Security settings allow the administrator to configure security-related options without looking for support technicians to help solve security breaches. Using security settings, the administrator can configure safeguards for the application from potential vulnerabilities and security breaches.
You can configure security settings by navigating to Admin >> General >> Security Settings.
Role Required: SDAdmin
Configure account lockout threshold and duration: Using this option, you can ensure a user account is locked after a pre-specified number of failed login attempts. You can customize the message to be displayed if the user is locked out due to too many login attempts. This configuration applies to all types of authentication.
To configure account lockout threshold and duration,
- Enable Configure account lockout threshold and duration.
- Specify the account lockout threshold.
- Specify the number of login attempts (N) allowed and the duration to reset a locked user account.

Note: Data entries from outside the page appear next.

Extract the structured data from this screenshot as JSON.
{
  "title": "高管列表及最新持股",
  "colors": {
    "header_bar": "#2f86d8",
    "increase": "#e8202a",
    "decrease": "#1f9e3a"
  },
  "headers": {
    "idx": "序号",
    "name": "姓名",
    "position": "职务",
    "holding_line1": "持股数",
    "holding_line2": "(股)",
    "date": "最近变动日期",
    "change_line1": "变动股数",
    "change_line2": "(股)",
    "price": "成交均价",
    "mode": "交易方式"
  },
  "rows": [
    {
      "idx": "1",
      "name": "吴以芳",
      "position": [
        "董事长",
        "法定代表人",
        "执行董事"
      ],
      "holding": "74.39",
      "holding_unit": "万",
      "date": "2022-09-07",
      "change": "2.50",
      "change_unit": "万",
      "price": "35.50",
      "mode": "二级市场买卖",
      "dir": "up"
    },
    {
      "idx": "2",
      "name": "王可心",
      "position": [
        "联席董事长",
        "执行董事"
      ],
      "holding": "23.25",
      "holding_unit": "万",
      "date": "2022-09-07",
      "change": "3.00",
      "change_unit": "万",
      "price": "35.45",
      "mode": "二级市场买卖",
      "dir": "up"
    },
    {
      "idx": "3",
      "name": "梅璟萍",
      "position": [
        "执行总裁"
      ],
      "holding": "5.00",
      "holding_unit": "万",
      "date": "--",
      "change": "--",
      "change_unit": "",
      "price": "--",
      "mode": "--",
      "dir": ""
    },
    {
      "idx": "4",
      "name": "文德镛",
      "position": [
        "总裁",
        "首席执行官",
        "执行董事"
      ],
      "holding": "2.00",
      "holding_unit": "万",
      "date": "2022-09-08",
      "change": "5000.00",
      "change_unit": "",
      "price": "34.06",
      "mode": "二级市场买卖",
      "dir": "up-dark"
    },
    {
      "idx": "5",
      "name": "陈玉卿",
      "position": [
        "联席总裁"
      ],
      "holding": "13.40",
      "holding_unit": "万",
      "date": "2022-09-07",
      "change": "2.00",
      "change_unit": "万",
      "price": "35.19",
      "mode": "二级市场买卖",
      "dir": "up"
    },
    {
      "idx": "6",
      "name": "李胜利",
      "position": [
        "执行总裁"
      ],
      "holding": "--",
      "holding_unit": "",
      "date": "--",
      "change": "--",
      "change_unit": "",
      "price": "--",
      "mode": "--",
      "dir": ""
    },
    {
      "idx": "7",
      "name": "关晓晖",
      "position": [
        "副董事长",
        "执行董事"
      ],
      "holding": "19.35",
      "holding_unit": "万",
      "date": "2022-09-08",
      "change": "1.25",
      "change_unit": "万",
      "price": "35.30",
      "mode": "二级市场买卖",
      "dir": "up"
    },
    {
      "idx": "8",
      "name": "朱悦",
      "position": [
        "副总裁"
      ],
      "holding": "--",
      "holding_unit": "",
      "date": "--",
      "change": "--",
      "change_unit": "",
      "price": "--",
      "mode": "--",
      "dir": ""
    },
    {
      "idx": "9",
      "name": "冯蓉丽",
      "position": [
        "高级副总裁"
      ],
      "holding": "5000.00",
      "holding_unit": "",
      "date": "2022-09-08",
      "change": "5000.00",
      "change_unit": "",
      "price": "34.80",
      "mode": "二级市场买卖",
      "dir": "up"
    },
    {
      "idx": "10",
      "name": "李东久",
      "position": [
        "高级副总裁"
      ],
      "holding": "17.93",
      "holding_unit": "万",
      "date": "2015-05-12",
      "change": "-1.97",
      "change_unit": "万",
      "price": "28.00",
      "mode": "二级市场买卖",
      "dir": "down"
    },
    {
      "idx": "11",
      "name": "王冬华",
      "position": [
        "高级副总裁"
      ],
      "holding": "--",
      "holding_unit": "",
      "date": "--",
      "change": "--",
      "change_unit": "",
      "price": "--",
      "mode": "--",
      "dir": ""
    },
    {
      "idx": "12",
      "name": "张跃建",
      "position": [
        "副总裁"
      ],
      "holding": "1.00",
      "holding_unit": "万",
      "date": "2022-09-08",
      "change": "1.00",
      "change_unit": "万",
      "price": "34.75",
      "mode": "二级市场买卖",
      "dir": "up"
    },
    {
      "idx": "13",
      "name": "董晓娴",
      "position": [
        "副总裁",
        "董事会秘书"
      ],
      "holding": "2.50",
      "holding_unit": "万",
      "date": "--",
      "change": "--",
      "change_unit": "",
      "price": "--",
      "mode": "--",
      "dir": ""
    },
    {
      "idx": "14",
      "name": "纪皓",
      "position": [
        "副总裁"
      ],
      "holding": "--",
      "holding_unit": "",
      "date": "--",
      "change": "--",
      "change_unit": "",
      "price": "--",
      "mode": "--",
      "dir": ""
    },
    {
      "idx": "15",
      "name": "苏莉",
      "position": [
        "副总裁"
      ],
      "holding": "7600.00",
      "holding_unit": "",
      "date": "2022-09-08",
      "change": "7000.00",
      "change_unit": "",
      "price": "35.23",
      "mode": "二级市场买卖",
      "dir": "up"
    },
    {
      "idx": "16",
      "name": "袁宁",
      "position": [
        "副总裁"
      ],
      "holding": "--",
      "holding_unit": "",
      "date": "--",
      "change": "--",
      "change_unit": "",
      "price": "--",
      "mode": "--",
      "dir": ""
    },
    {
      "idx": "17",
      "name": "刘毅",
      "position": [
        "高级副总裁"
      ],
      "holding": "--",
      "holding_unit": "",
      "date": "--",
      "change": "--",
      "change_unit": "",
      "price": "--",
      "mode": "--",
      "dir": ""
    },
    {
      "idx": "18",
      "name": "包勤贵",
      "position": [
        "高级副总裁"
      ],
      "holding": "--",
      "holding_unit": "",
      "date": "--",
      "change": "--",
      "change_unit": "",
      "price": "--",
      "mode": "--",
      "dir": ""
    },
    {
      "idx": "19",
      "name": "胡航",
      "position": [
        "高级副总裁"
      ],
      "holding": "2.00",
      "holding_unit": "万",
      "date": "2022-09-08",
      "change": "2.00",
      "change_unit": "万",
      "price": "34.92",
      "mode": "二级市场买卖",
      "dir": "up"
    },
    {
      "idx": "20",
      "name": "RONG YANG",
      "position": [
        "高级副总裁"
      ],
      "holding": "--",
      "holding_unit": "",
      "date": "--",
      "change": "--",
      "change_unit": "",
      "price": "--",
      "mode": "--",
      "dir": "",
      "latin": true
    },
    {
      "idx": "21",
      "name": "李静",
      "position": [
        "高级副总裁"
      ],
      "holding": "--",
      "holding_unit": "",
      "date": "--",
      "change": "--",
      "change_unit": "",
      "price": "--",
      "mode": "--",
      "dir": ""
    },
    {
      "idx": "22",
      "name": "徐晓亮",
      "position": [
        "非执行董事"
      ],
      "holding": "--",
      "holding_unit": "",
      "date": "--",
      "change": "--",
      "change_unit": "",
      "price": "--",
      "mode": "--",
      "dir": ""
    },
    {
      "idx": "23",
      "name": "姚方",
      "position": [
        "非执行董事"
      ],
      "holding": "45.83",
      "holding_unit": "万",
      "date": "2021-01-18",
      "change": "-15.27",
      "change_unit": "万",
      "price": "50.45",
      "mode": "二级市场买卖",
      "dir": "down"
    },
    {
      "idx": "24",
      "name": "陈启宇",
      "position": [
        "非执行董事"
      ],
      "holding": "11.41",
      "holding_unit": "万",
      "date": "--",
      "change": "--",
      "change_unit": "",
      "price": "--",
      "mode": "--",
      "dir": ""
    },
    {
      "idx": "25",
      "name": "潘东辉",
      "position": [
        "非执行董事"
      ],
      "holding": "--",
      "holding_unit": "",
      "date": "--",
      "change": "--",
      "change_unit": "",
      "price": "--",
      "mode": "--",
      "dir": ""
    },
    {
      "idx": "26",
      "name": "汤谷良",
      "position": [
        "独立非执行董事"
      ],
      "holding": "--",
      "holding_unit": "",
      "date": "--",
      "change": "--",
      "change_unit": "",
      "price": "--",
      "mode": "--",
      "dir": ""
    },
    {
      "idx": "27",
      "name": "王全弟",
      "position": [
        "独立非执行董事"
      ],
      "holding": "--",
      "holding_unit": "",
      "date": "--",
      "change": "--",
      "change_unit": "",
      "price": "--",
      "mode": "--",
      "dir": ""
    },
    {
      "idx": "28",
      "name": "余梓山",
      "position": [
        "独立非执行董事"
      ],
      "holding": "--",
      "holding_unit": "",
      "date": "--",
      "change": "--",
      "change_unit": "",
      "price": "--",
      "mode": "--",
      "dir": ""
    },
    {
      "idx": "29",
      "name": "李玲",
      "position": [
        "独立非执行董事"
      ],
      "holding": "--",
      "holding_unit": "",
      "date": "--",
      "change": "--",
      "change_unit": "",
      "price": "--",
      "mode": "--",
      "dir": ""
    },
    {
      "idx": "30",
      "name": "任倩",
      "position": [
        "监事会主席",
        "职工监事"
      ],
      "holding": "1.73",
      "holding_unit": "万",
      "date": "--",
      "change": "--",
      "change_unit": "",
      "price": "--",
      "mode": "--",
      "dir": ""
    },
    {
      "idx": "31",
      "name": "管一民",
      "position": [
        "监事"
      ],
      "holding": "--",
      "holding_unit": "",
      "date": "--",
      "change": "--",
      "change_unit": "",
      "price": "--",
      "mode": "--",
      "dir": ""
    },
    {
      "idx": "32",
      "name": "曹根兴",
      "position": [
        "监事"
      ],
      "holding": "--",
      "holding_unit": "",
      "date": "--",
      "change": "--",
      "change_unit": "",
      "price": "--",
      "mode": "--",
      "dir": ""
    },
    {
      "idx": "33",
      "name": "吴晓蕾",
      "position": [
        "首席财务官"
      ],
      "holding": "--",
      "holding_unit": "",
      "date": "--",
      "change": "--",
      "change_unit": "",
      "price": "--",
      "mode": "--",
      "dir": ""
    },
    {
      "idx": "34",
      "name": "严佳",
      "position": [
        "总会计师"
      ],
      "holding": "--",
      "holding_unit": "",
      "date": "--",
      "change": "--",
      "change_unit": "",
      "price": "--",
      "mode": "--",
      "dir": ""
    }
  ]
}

- Choose whether to lock the user account only on the computer where the login was attempted or any computer.
- Customize the message to be displayed when the user account is locked.
- Choose to notify technicians either by email or as a technician space notification in the header.
Server Port and Protocol Configuration: You can choose whether to run the application in HTTP or HTTPS mode.
- For HTTP: Specify the default Server port where the application has to run.
- For HTTPS: After specifying the server port and NIO port, the Administrator can choose from the listed TLS versions and Ciphers that help in proper encryption of data, thus preventing hackers from stealing it.
Configure expiry date for "Keep me signed-in" feature: You can set the duration the user can be kept signed into the application. On the expiry date, the user has to re-authenticate by entering the login information again. By default, the user has to re-authenticate every 45 days.
Enable password protection for all file attachments: You can protect the file attachments stored in your application from unauthorized access by encrypting them at the server level. This will prevent security breaches over the server data. The password is available only to the SDAdmin and can also be used in case of encryption failure.
Add security response headers:
Configure security headers to safeguard the application from XSS attacks and other vulnerability attacks.
- Choose the required security response header from the list.
- Enter the response header value.
You can also include or exclude one or more response headers.
Domain Filtering during Login : This option will filter the domains listed during login based on the username entered. If disabled, the entire domain list will be displayed, reducing the probability of hackers knowing the domains where a particular user is present. Note that you can enable domain filtering only if domain drop-down in enabled.
Stop uploading scanned XMLs via non-login URL: Agent sends scanned XML to the application and through a non-login URL, there is a chance that any other scanned XML data can be uploaded into the application. By enabling this option, the application will not respond to the unwanted upload process in between as proper authentication is necessary.
Allow Technicians to generate their own API keys: This option enables technicians to generate their API keys for connecting ServiceDesk Plus with third-party applications. If disabled, only the administrator can generate API keys for the technicians.
Enable antivirus scanning for file uploads:
You can configure your existing antivirus software in ServiceDesk Plus to detect any vulnerable files during file uploads and email attachment receipts. Antivirus software that uses ICAP protocol can only be configured.
To configure an antivirus scan in the application,
- Go to Admin > Security Settings > Advanced.
- Click on the checkbox beside Enable Antivirus scanning for file uploads.
- Enter the Host Name where the antivirus is installed.
- Enter the Service Name and the Port of the antivirus tool. This can be found in your Antivirus tool's Settings page.
- Click Save.
- Once configured, the file uploads and attachment receipts will be scanned for vulnerable files.
Enable password policy: Password Policy allows the administrator to configure and enforce the criteria for creating passwords. This ensures the better security of user passwords. Password policy is enabled by default.
The configured password policy will be applied when:
Users change/reset their account passwords.
SDAdmin changes user passwords.
New users are added via Web form, CSV import, Active Directory import, or LDAP import.
Dynamic users are added.
Local authentication password is set - both auto-generated and predefined passwords.
To configure the password policy,
Select Enable password policy checkbox.
Select the minimum password length between 8 and 99. The default value is 8.
Select if the password must include:
Both uppercase and lower case letters
Choose the number of previous passwords to remember and prevent reuse. The application can remember up to 8 passwords.
Select the expiry period for the password.
Application must be restarted for the saved settings to take effect.